Voice of America reports:
A ban on foreigners working in Russia’s retail markets has gone into effect, leaving many market owners wondering how to staff the booths selling everything from fruit to clothing. Critics also say the measure is racist. Bill Gasperini has more for VOA from Moscow.
Marketplaces around Russia are partly empty because of the ban.
The measure is among the laws passed last year that President Vladimir Putin says aim to boost job prospects for Russian citizens. But critics say it is really a populist measure that taps into nationalist sentiment before parliamentary elections due in December. There have also been complaints the measure will push up prices for most goods, especially in Russia’s Far East, where Chinese have long dominated retail trade. People there say some shortages have occurred recently, as the Chinese began leaving in anticipation of the ban. These Far-East consumers say prices had gone up a lot, and that before Chinese traders usually offered more goods for better prices.
Officials in some Russian regions warn the economy will be disrupted as many traders of non-Russian descent have been forced to abandon their market stalls. But the government has defended the measure, with officials pointing out that the quota for legal foreign workers increased from one million to six million in January. There are estimated to be around 12 million illegal foreign workers in Russia, mostly from other former Soviet republics in Central Asia and the Caucasus Mountains. And as in Europe, immigration has become a hot political issue, but the backlash in Russia has also included attacks against mostly dark-skinned foreigners.
The respected monitoring organization Sova says there were more than 500 such attacks last year that resulted in 54 deaths, an increase over the previous year. Eleven of those victims died when a bomb exploded in a crowded Moscow marketplace dominated by Chinese and other foreigners.
The Independent adds this:Migrant workers in Russia found themselves legislated out of a job yesterday after a controversial new law reserving retail jobs for ethnic Russians came into force.
The legislation, which has been described as state-sponsored racism by human rights activists, bans non-Russians from working in large swaths of the country's retail sector.
It will affect Russia's food and clothing markets and the thousands of roadside kiosks that sell anything from newspapers to cosmetics .
Until yesterday it was not uncommon to visit a market staffed exclusively by migrant workers from across the former Soviet Union. Now hundreds of thousands of migrant workers from countries such as Georgia, Azerbaijan and Tajikistan are looking for new jobs. In Russia's Far East such positions have typically been filled by Chinese migrant workers and many of them appear to have already returned home. At Ussuriysk's vast market near the Chinese border almost all the stalls were reported to be deserted. "We had hoped good sense would prevail ... This could disrupt the economy and bring many problems," said Sergei Simakov, a district councillor from Ussuriysk.
Some commentators have raised fears that prices may rise as employers are forced to pay higher wages and wonder if ethnic Russians will be willing to take up jobs that entail working 12-hour days.
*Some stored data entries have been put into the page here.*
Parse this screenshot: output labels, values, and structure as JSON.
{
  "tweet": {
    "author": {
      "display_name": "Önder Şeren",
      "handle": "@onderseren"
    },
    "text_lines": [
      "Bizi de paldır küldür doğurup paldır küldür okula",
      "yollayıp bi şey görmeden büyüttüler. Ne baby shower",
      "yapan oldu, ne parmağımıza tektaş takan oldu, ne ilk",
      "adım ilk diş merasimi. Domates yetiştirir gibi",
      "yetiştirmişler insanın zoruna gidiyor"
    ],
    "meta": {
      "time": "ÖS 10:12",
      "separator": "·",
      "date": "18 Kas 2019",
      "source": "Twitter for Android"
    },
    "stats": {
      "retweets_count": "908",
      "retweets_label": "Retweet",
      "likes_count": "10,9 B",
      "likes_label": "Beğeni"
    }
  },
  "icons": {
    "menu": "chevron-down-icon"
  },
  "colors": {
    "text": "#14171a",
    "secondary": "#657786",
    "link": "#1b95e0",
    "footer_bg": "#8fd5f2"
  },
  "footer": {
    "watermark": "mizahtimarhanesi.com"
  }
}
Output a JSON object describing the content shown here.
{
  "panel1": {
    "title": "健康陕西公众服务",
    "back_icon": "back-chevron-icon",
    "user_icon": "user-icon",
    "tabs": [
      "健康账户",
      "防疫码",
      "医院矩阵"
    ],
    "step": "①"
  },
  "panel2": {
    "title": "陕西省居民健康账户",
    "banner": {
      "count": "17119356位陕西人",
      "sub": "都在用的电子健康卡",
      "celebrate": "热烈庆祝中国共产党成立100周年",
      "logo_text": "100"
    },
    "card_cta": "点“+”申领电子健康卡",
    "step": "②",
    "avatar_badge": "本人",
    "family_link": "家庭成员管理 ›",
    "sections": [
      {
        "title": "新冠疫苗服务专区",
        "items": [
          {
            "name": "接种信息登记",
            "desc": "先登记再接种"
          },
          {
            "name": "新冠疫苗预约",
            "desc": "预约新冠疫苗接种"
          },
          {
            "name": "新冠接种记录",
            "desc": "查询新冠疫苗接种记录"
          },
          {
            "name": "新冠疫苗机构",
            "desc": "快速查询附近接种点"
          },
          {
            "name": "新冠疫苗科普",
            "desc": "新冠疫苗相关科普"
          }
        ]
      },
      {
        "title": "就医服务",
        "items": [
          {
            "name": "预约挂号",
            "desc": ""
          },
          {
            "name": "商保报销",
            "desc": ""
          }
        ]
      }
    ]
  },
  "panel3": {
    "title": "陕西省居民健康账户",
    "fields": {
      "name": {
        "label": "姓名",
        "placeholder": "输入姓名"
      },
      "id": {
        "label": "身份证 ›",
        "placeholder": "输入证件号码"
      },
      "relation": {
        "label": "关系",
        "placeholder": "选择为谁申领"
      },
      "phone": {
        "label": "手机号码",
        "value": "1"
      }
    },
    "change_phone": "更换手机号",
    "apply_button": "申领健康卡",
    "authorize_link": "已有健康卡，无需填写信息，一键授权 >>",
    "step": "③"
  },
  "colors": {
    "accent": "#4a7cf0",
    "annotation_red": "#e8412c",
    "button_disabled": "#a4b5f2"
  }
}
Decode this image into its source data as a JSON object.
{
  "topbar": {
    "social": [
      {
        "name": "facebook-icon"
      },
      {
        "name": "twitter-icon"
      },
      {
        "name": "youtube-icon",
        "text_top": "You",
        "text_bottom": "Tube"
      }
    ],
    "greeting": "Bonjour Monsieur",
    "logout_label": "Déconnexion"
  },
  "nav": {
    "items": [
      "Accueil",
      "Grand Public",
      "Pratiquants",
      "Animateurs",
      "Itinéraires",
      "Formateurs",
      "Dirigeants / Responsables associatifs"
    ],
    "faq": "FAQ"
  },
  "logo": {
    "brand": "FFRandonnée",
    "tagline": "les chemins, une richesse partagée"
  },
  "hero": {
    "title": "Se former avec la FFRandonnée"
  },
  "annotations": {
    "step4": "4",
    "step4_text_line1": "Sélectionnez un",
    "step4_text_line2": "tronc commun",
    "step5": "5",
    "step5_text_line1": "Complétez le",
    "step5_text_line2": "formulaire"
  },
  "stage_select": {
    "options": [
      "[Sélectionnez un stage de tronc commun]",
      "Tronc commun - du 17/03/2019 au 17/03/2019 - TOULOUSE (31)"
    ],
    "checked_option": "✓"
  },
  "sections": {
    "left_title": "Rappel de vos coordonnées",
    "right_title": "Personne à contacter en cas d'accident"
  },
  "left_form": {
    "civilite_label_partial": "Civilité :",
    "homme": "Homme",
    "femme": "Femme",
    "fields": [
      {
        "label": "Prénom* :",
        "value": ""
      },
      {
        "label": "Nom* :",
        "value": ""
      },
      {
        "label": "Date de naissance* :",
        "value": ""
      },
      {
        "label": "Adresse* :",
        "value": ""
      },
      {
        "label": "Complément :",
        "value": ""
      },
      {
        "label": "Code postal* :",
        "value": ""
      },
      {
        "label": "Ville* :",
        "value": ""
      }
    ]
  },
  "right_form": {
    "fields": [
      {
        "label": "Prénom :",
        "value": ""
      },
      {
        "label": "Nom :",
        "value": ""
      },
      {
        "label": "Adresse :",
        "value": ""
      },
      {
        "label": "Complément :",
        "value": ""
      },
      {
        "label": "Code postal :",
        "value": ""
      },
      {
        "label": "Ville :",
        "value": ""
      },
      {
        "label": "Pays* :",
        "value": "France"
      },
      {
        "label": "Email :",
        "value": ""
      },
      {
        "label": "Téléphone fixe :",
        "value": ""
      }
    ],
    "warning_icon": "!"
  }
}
At Moscow's famous Dorogomilovsky food market several stalls were denuded of their usually exotic mixture of fruit and vegetables from across the former Soviet Union. In their place hung signs that read: "Wanted: Salespeople. Must be Russian."
Officials from the migration service raided a Moscow market in a sign that the Kremlin expects the new law to be scrupulously followed. A spokesman for the Federal Migration Service said the raid proved that the new law was effective. "Considering that this particular market has 1200 trading stalls and only four foreigners were detected you can conclude that in general the law is working." The Kremlin insists that there is nothing racist about the law that it says is intended to protect the rights of ethnic Russians who have complained of being squeezed out of the retail sector by migrant workers.
But human rights activists say nationalism is on the march ahead of crunch parliamentary elections in December and a presidential election next March and have accused the state of pandering to racists. Allison Gill, head of the Moscow office of Human Rights Watch, said in the Soviet era Russia was famous for promoting "friendship between peoples", hosting large numbers of students from the developing world. "But now that slogan seems to have been turned on its head. It is now Russia for Russians."